Sport has always played a central role in Stuart's life. She has a degree in Sports Studies from the University of Cumbria, based on a wide-ranging study of its physiological, psychological and sociological components. She ran marathons and completed triathlons before turning to cycling, ironically as rehabilitation from a freak accident. 

"I was playing football: just a kickabout, not even an organised game. I changed direction suddenly, and that was enough to break my foot. It was quite embarrassing. I wasn't anywhere near the ball or even another player. I walked off, but my foot instantly started to swell, and I knew something wasn't right. The hospital put me in a surgical boot at first. Then I had to wear a cast for seven weeks, but found that I could sit on the WattBike with it and pedal."


"It's exciting to be going into a new season with new riders and new sponsors. There's definitely a buzz within the women's squad. It's going to be an adventure, but I've always thrived on challenges."

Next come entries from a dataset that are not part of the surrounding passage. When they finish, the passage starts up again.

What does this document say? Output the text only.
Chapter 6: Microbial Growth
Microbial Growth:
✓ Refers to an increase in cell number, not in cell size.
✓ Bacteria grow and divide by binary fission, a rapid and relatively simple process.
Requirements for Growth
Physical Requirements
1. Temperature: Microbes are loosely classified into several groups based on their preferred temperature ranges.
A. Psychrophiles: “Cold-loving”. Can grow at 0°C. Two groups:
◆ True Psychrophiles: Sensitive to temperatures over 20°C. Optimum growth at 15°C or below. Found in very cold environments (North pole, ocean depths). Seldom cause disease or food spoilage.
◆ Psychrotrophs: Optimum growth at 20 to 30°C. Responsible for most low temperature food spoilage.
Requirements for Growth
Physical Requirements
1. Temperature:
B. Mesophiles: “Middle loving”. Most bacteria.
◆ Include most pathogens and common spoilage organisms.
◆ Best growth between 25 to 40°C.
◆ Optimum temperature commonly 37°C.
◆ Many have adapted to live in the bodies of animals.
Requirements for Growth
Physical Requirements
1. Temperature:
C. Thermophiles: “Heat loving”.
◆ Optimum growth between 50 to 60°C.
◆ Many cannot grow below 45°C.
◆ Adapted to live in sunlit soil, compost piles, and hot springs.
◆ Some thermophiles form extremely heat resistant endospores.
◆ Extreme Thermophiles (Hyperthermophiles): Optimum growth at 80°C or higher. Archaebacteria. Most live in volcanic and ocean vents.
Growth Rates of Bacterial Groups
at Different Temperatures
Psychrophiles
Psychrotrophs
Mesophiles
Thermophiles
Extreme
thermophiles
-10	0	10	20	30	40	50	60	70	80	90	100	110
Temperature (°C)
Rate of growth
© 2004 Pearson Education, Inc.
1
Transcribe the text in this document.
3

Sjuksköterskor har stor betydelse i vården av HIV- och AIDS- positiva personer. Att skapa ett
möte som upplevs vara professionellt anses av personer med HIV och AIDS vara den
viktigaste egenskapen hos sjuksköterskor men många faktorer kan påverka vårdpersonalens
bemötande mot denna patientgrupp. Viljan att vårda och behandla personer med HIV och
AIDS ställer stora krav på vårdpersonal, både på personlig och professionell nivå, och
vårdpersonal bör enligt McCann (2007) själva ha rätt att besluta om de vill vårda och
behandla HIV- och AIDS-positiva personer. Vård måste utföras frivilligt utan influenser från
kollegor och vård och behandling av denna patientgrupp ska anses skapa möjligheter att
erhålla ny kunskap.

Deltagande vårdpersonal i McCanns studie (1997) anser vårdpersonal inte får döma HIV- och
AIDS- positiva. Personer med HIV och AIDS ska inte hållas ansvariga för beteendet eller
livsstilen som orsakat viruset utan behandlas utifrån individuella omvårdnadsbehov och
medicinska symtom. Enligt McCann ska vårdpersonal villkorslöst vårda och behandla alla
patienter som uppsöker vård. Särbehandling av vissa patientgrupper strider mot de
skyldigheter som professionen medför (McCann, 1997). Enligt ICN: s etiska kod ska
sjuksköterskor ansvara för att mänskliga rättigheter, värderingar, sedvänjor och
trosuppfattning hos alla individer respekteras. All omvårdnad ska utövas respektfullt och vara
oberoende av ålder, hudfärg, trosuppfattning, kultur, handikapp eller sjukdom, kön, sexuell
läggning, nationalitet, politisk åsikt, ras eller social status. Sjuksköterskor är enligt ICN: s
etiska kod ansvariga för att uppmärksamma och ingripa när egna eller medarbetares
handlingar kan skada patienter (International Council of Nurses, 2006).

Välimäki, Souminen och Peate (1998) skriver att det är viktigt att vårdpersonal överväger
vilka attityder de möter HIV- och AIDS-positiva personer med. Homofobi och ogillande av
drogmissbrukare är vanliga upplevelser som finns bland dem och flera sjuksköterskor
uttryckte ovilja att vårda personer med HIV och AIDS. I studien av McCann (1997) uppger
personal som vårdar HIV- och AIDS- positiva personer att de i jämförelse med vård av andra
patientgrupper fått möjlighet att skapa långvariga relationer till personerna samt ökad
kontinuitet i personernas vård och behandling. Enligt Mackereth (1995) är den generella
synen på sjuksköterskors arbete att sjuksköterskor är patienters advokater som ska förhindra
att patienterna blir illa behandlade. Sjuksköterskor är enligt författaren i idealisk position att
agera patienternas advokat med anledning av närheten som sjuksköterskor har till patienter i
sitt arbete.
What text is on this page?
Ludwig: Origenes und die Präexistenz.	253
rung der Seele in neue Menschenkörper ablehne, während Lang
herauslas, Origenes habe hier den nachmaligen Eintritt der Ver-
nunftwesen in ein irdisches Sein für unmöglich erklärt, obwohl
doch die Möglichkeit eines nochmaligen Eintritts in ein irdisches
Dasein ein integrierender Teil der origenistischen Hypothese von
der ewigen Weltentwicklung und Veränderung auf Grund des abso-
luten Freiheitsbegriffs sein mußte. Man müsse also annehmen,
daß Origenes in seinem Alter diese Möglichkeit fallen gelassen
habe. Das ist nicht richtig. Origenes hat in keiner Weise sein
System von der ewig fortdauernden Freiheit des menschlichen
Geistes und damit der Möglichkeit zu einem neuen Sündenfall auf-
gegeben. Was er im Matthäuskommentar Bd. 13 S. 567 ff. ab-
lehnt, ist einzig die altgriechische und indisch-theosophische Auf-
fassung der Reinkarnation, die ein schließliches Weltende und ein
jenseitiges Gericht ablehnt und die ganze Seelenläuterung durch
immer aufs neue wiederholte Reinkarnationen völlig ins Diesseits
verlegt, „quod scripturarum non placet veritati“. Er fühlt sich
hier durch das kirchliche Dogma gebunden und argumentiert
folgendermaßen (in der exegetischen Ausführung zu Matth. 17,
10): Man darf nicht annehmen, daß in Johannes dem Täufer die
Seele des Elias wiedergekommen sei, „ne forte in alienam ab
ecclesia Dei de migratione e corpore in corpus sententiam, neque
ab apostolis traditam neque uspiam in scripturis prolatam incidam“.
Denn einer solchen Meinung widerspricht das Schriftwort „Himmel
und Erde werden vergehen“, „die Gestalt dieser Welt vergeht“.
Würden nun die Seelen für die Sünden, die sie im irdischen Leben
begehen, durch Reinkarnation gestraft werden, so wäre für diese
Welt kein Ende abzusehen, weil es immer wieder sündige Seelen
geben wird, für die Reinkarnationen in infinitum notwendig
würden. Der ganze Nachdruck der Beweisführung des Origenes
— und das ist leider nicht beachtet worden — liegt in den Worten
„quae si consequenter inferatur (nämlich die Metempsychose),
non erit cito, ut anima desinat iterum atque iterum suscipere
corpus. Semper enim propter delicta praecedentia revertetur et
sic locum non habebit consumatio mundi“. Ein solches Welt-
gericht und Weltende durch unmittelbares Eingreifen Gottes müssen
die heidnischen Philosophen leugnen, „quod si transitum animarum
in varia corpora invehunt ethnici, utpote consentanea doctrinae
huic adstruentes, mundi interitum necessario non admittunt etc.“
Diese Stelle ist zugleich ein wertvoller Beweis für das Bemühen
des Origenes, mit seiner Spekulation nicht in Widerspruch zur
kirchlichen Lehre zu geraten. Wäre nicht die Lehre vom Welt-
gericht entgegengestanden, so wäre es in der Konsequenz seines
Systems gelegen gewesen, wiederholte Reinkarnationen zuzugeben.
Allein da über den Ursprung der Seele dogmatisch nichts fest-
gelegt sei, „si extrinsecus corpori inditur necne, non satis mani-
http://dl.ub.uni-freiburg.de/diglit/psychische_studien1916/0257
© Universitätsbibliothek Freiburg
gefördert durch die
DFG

She cites possession of a "diesel engine", determination and a fiercely competitive instinct as the foundations of her passion for endurance sport. The common factor that links marathon running and cycling is suffering, after all. Triathlon offered more of the same, but so much cycling that it temporarily caused her to fall out of love with the bike. The absence of anything better to do during rehabilitation re-cemented the bond. 

Stuart readily admits that she is still "learning the ropes" of competitive cycling and regards the season ahead as one in which she will continue. Now a full-time training manager for the Lancashire Fire and Rescue Service (although remaining on call at Garstang, her local station), she understands the value of a practical education. Cycling is unlikely to offer anything so demanding as courses in cutting people from the wreckage of a car crash or learning to use breathing apparatus. 

The year ahead looks promising indeed for Crimson Performance. Founding sponsor Brother UK will remain at the team's side for a fourth consecutive season, and Hallam plans to unveil a partnership with arguably the coolest brand in the sport. With an increased budget and expanded squad, the future - Covid permitting - is bright. 

"It's exciting to be going into a new season with new riders and new sponsors. There's definitely a buzz within the women's squad," Stuart confirms. "It's going to be an adventure, and that will fill me with trepidation, but I've always thrived on challenges."

For a firefighter, overcoming challenges, often of the most dangerous kind, is literally part of the job. Stuart's professional career should provide a valuable foundation to a sporting life with Crimson Performance.